入口へはこの列を辿ればいいだろうしよし行こう。)
そう決断すると列の最前へ向かう。10分もしないうちに着いた街の入口には、豪華絢爛な馬車が車輪がひとつ外れた状態で停まっていた。
(なるほど、馬車修理イベント!てことは…スキル!)
現代日本にて生活していたケイに馬車の修理技術は無い。しかし、スキルで修理できるのなら話は別だ。
(このタイミングだし、3ポイント系のスキルかな?
…これだ!)
-スキル 修理-
壊れたものと使用回数がゼロになったものを修理できる
(うんうん、いいね!まさしくって感じのスキルだ!)
そうと決まればさっそく3ポイント消費してスキルを習得する。すると、頭の中にスキルの使い方が入ってくる。
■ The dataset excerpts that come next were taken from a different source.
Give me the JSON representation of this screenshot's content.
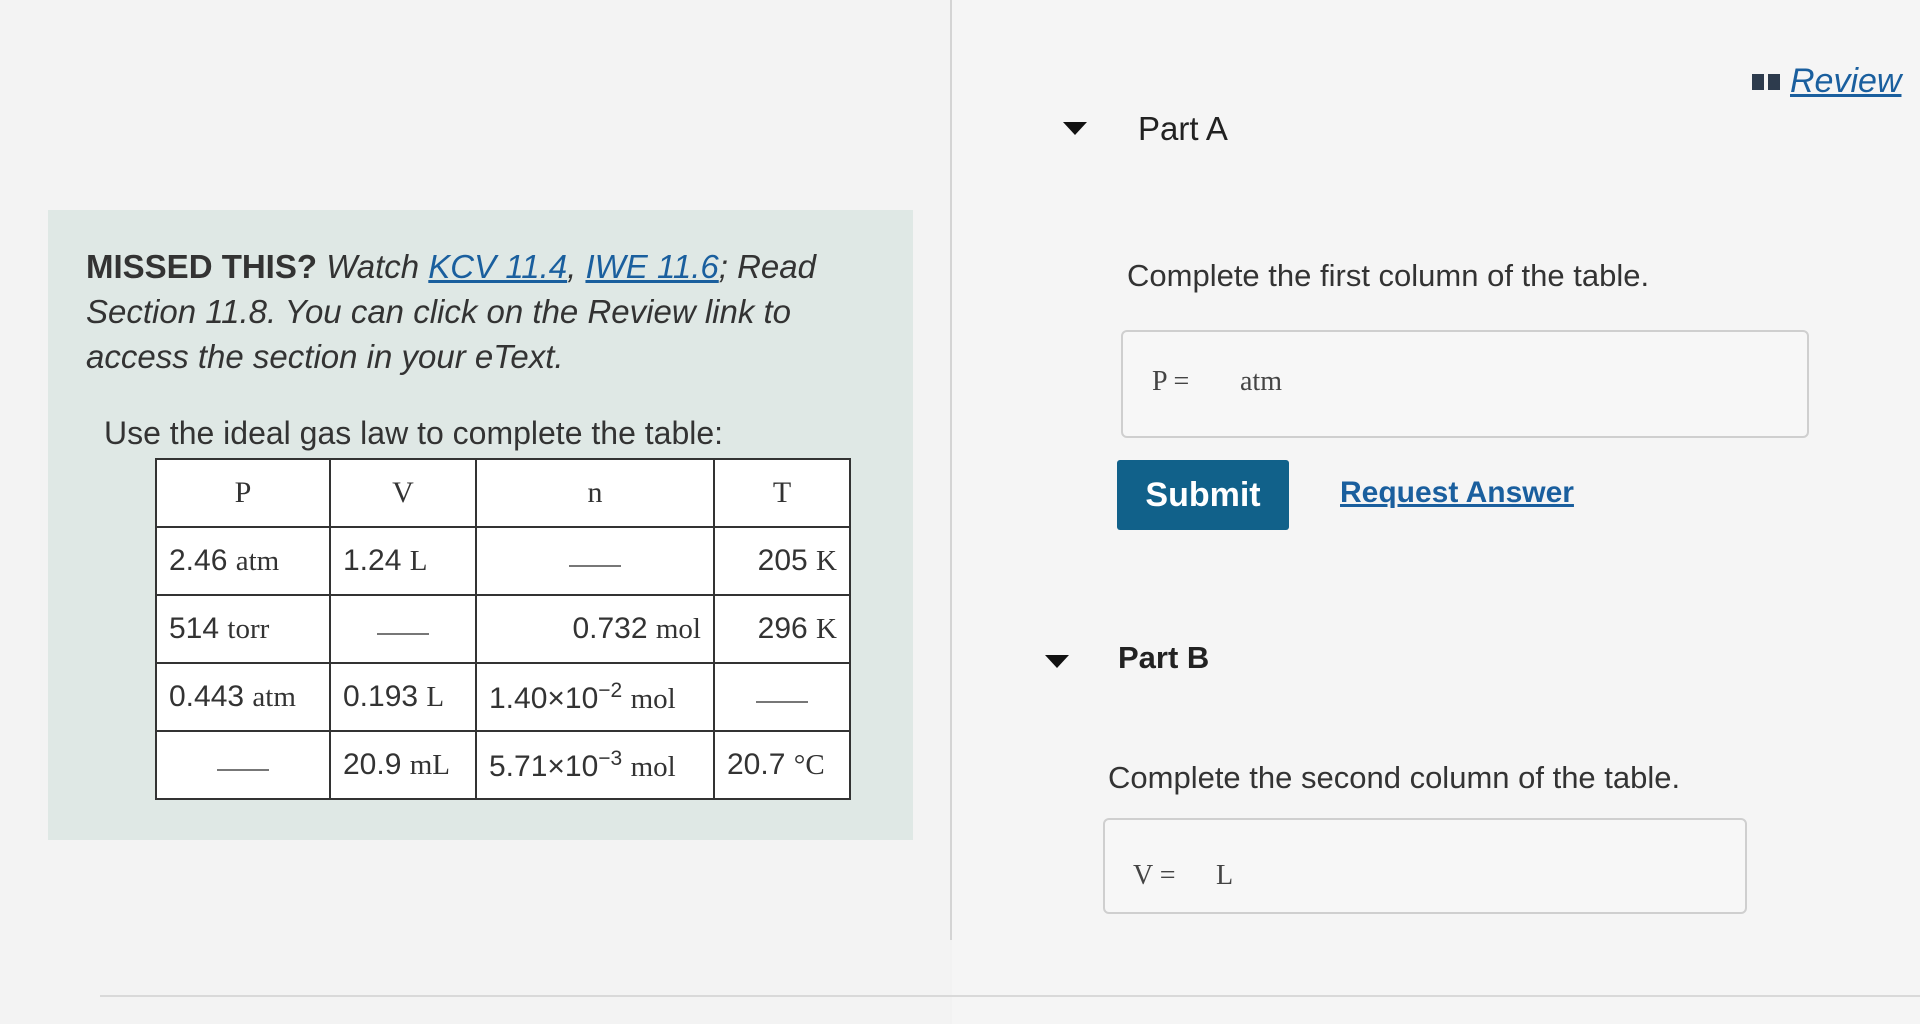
{
  "review": {
    "label": "Review",
    "icon": "book-icon"
  },
  "intro": {
    "missed": "MISSED THIS?",
    "watch": " Watch ",
    "link_kcv": "KCV 11.4",
    "comma": ", ",
    "link_iwe": "IWE 11.6",
    "read_rest": "; Read Section 11.8. You can click on the Review link to access the section in your eText.",
    "instruction": "Use the ideal gas law to complete the table:"
  },
  "table": {
    "headers": [
      "P",
      "V",
      "n",
      "T"
    ],
    "rows": [
      {
        "p_num": "2.46",
        "p_unit": "atm",
        "v_num": "1.24",
        "v_unit": "L",
        "n_num": "",
        "n_unit": "",
        "t_num": "205",
        "t_unit": "K"
      },
      {
        "p_num": "514",
        "p_unit": "torr",
        "v_num": "",
        "v_unit": "",
        "n_num": "0.732",
        "n_unit": "mol",
        "t_num": "296",
        "t_unit": "K"
      },
      {
        "p_num": "0.443",
        "p_unit": "atm",
        "v_num": "0.193",
        "v_unit": "L",
        "n_num": "1.40×10",
        "n_exp": "−2",
        "n_unit": "mol",
        "t_num": "",
        "t_unit": ""
      },
      {
        "p_num": "",
        "p_unit": "",
        "v_num": "20.9",
        "v_unit": "mL",
        "n_num": "5.71×10",
        "n_exp": "−3",
        "n_unit": "mol",
        "t_num": "20.7",
        "t_unit": "°C"
      }
    ]
  },
  "part_a": {
    "title": "Part A",
    "prompt": "Complete the first column of the table.",
    "label": "P =",
    "value": "",
    "unit": "atm",
    "submit_label": "Submit",
    "request_label": "Request Answer"
  },
  "part_b": {
    "title": "Part B",
    "prompt": "Complete the second column of the table.",
    "label": "V =",
    "value": "",
    "unit": "L"
  }
}
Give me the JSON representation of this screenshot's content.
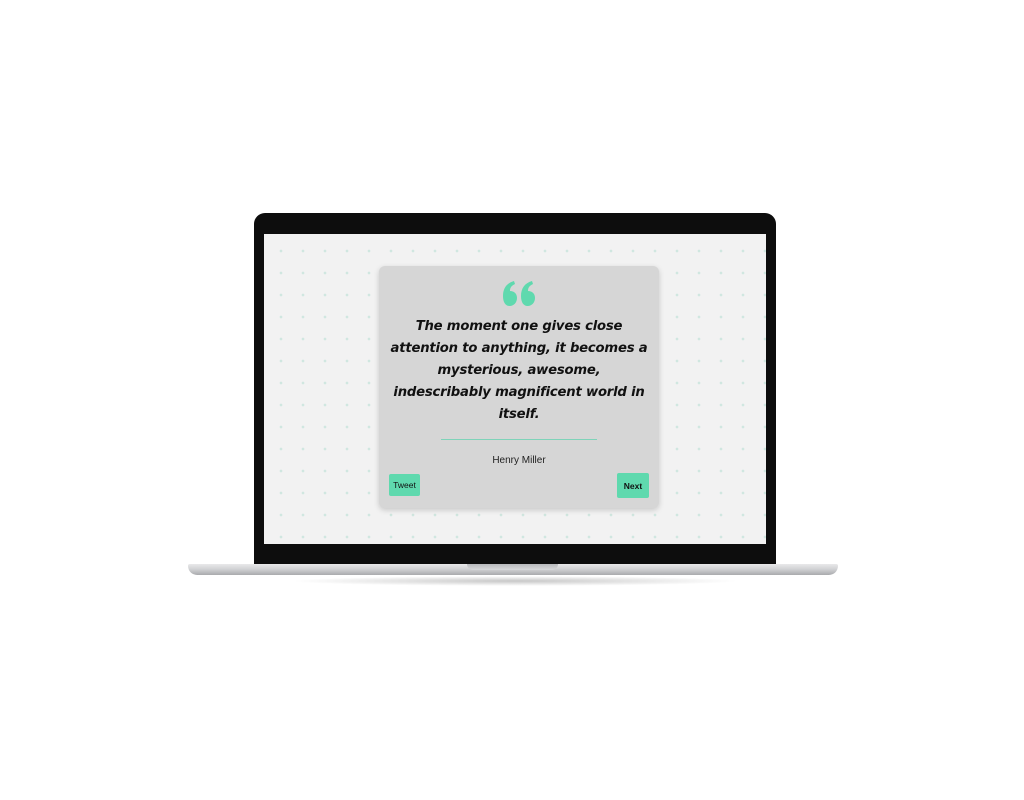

(なるほど、こういう感じで使い方は分かるようになるのか。使用方法が分からなくて持ち腐れにすることはなさそうかな?よかった。)
そうして万全の準備を整えいざお嬢様に話しかける
「あの~こんにちは!」
途端にこちらへ近ずいて来る護衛たち。
「無礼者!この方をなんと心得るか!」
「よい、してお主何用じゃ?」
すごい剣幕で護衛に怒鳴られ内心ヒヤヒヤするが、こちらから話しかけておいて無視する訳にはいかないので返答する。
「申し訳ございません。私、旅人なのですがお嬢様のお困り事であらせられる馬車の修理を行えるかもしれませんのでお声がけさせていただきました。」
「なに?旅人が馬車の修理じゃと…?」
「はい、私のスキルに修理のスキルがございます。
そちらを使い馬車を修理出来るかもしれません。」
「ほう、ならば疾く修理せよ。成功したならば報酬を渡そうぞ。」
「かしこまりました。」
-クエスト 第3皇女の馬車を修理せよ 受理-
報酬:スキルポイント3
(うっひょ~やったやった!やっぱりクエストだったんだ! しかもスキルポイント!…さて。)
表面上取り繕っても内心浮かれてしまっているケイ 、これは良くないと気持ちを切り替え修理を行う。とは言っても簡単だ修理したいものに手を触れ「リペア」と言うだけ。
「リペア」
その瞬間直前まで壊れていたのが嘘のようにピカピカの馬車になっていた。修理完了である。
「ほう…ほんに直すとはの、しかもかなりの腕とみた
じぃ!」
第3皇女が腕を鳴らすと控えていた執事が、絹のハンカチに大事にくるまれたバッチを渡してきた。
「これは…?」
「これはわらわたち貴族が発行できるメダルじゃ。
これを持っておるとそのメダルの表す貴族が後見人となる。」
「…え?」
後見人、要は支援者や保護者という意味である。
いくら困り事を解決したとはいえ即後見人になるのはただ事では無い。
「おまti…」
「ゆくぞ、そこな男よ面白い出自のようじゃがこれからも励むように。」
-クエスト 第3皇女の馬車を修理せよ クリア-
獲得:スキルポイント3
…バレてる、なぜだか分からないがそう確信する。おそらく何らかの方法で異世界の人間だとバレた、そしてお手つきにする意味でバッチを渡してきたのだろう。それにしても…。
「貴族…こわ…でもポイント嬉しぃ…。」
嬉しさと恐怖で情緒がぐちゃぐちゃになりつつ進み出した列に並ぶため列の後ろへ向かう。
あの時と違って今回は少しだけ足取りは少し重かった。